Ia menjelaskan biochar merupakan bahan padat dengan kandungan karbon yang dihasilkan dari proses pengolahan limbah organik seperti sekam, jerami, ampas tebu, batok kelapa dan lainnya.

Menurut dia, biochar dapat diaplikasikan untuk pembenahan lahan pertanian karena fungsinya memperbaiki serta meningkatkan kemampuan penyerapan air dan unsur hara. Sehingga tanah menjadi subur.

"Tadi kita lihat contoh tanaman yang pakai biochar dan tidak. Perbandingannya jauh sekali, karena biochar bisa menyuburkan dan menambah unsur hara,” ujarnya.

Hashim menyampaikan pendirian pabrik di Majalengka itu, telah membuka kesempatan yang lebih luas bagi Indonesia dalam memerangi perubahan iklim.

Sebab, kata dia, produksi biochar dalam jumlah besar secara tidak langsung berkontribusi pada pengurangan emisi karbon.

“Prospeknya untuk Indonesia besar sekali, ini bisa jadi bahan ekspor dan dipakai di dalam negeri. Ini sangat tepat karena berkaitan dengan perubahan iklim. Banyak perusahaan mencari proyek seperti ini,” katanya.

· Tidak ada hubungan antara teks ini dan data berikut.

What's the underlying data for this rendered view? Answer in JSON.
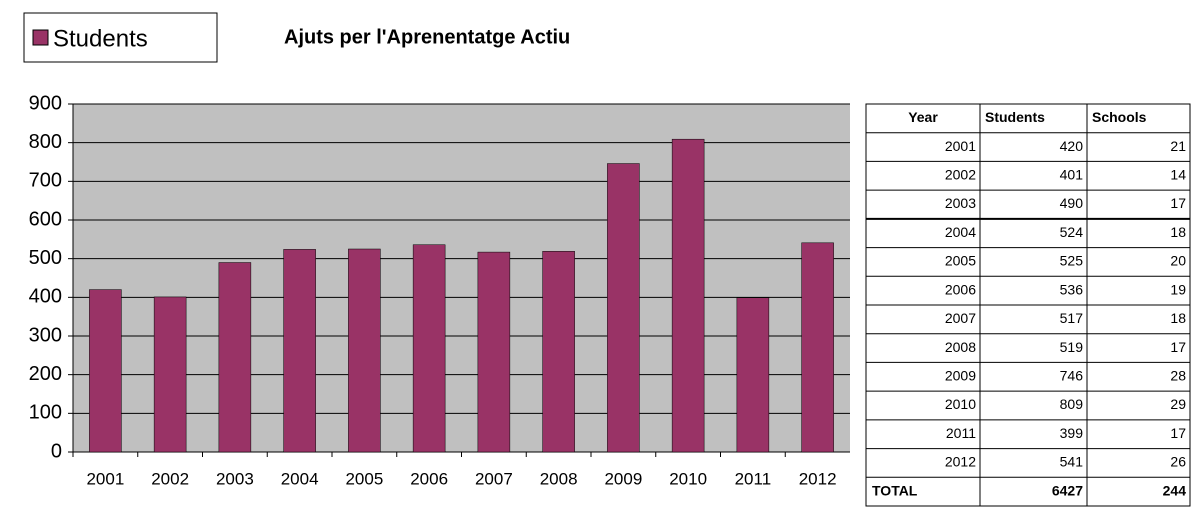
{
  "chart_data": {
    "type": "bar",
    "title": "Ajuts per l'Aprenentatge Actiu",
    "categories": [
      "2001",
      "2002",
      "2003",
      "2004",
      "2005",
      "2006",
      "2007",
      "2008",
      "2009",
      "2010",
      "2011",
      "2012"
    ],
    "series": [
      {
        "name": "Students",
        "color": "#993366",
        "values": [
          420,
          401,
          490,
          524,
          525,
          536,
          517,
          519,
          746,
          809,
          399,
          541
        ]
      }
    ],
    "ylim": [
      0,
      900
    ],
    "yticks": [
      0,
      100,
      200,
      300,
      400,
      500,
      600,
      700,
      800,
      900
    ],
    "grid": true,
    "legend": "top-left"
  },
  "table": {
    "columns": [
      "Year",
      "Students",
      "Schools"
    ],
    "rows": [
      [
        2001,
        420,
        21
      ],
      [
        2002,
        401,
        14
      ],
      [
        2003,
        490,
        17
      ],
      [
        2004,
        524,
        18
      ],
      [
        2005,
        525,
        20
      ],
      [
        2006,
        536,
        19
      ],
      [
        2007,
        517,
        18
      ],
      [
        2008,
        519,
        17
      ],
      [
        2009,
        746,
        28
      ],
      [
        2010,
        809,
        29
      ],
      [
        2011,
        399,
        17
      ],
      [
        2012,
        541,
        26
      ]
    ],
    "total": [
      "TOTAL",
      6427,
      244
    ]
  }
}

Hasil produksi biochar di pabrik yang ada di Majalengka, Jawa Barat. (ANTARA/Fathnur Rohman)
Sementara itu CEO SAWA Ecosolutions Phil Rickard mengemukakan bahwa pabrik tersebut dapat menghasilkan lebih dari 5.000 ton biochar per tahun, dengan rata-rata produksinya sekitar 19 ton per hari.

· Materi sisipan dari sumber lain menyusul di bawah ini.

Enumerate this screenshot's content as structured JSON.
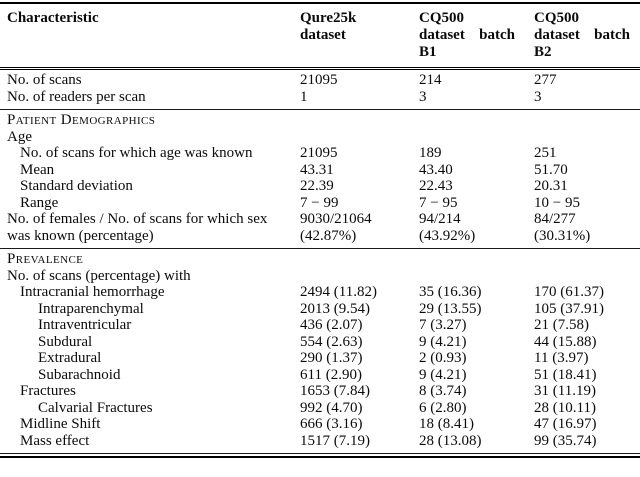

“Jumlah itu setara dengan lebih dari 5.000 ton pembuangan karbon dioksida yang terukur,” ujar dia.

Adapun proses produksi di pabrik itu, lanjut dia, dilakukan melalui dekomposisi termal bahan organik yang terkendali.

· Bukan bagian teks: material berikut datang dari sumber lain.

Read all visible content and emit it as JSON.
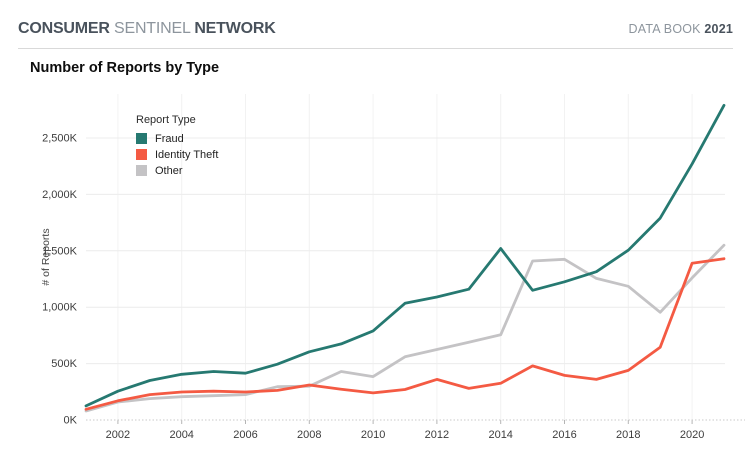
{
  "header": {
    "brand": {
      "word1": "CONSUMER",
      "word2": "SENTINEL",
      "word3": "NETWORK"
    },
    "edition": {
      "label": "DATA BOOK",
      "year": "2021"
    }
  },
  "chart_title": "Number of Reports by Type",
  "chart_data": {
    "type": "line",
    "title": "Number of Reports by Type",
    "xlabel": "",
    "ylabel": "# of Reports",
    "legend_title": "Report Type",
    "legend_position": "top-left inside plot",
    "grid": true,
    "units": "reports; values stored in thousands (K)",
    "x": [
      2001,
      2002,
      2003,
      2004,
      2005,
      2006,
      2007,
      2008,
      2009,
      2010,
      2011,
      2012,
      2013,
      2014,
      2015,
      2016,
      2017,
      2018,
      2019,
      2020,
      2021
    ],
    "x_tick_labels": [
      "2002",
      "2004",
      "2006",
      "2008",
      "2010",
      "2012",
      "2014",
      "2016",
      "2018",
      "2020"
    ],
    "y_ticks": [
      0,
      500,
      1000,
      1500,
      2000,
      2500
    ],
    "y_tick_labels": [
      "0K",
      "500K",
      "1,000K",
      "1,500K",
      "2,000K",
      "2,500K"
    ],
    "ylim": [
      0,
      2900
    ],
    "series": [
      {
        "name": "Fraud",
        "color": "#267971",
        "values": [
          125,
          255,
          350,
          405,
          430,
          415,
          495,
          605,
          675,
          790,
          1035,
          1090,
          1160,
          1520,
          1150,
          1225,
          1315,
          1505,
          1790,
          2270,
          2790
        ]
      },
      {
        "name": "Identity Theft",
        "color": "#f45a43",
        "values": [
          95,
          170,
          225,
          248,
          255,
          248,
          262,
          310,
          272,
          240,
          270,
          360,
          280,
          325,
          480,
          395,
          360,
          440,
          645,
          1390,
          1430
        ]
      },
      {
        "name": "Other",
        "color": "#c4c3c5",
        "values": [
          80,
          160,
          190,
          207,
          215,
          225,
          295,
          300,
          430,
          385,
          560,
          625,
          690,
          755,
          1410,
          1425,
          1255,
          1185,
          955,
          1260,
          1550
        ]
      }
    ]
  },
  "colors": {
    "brand_dark": "#49525c",
    "brand_muted": "#8d959d",
    "divider": "#d9d9d9",
    "grid_line": "#ececec",
    "axis_text": "#3d3d3d"
  }
}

Rickard menambahkan bahwa jika diadopsi lebih luas, biochar dapat menyerap CO2 sehingga bisa membantu Pemerintah Indonesia mencapai target penurunan emisi gas rumah kaca.

Selain itu, hadirnya pabrik biochar di Majalengka menandai kolaborasi awal antara SAWA dengan Offset8 Capital Limited (firma manajemen aset berpemilik yang berbasis di Pasar Global Abu Dhabi) untuk memperoleh kredit penghilangan CO2 di berbagai lokasi di Indonesia dan sekitarnya.

Nilai dari kerja sama itu, mencapai lebih dari 50 juta dolar AS.

“Pabrik ini menandai komitmen kami melawan perubahan iklim melalui teknologi penangkapan karbon untuk mengubah limbah pertanian menjadi biochar,” ucap dia.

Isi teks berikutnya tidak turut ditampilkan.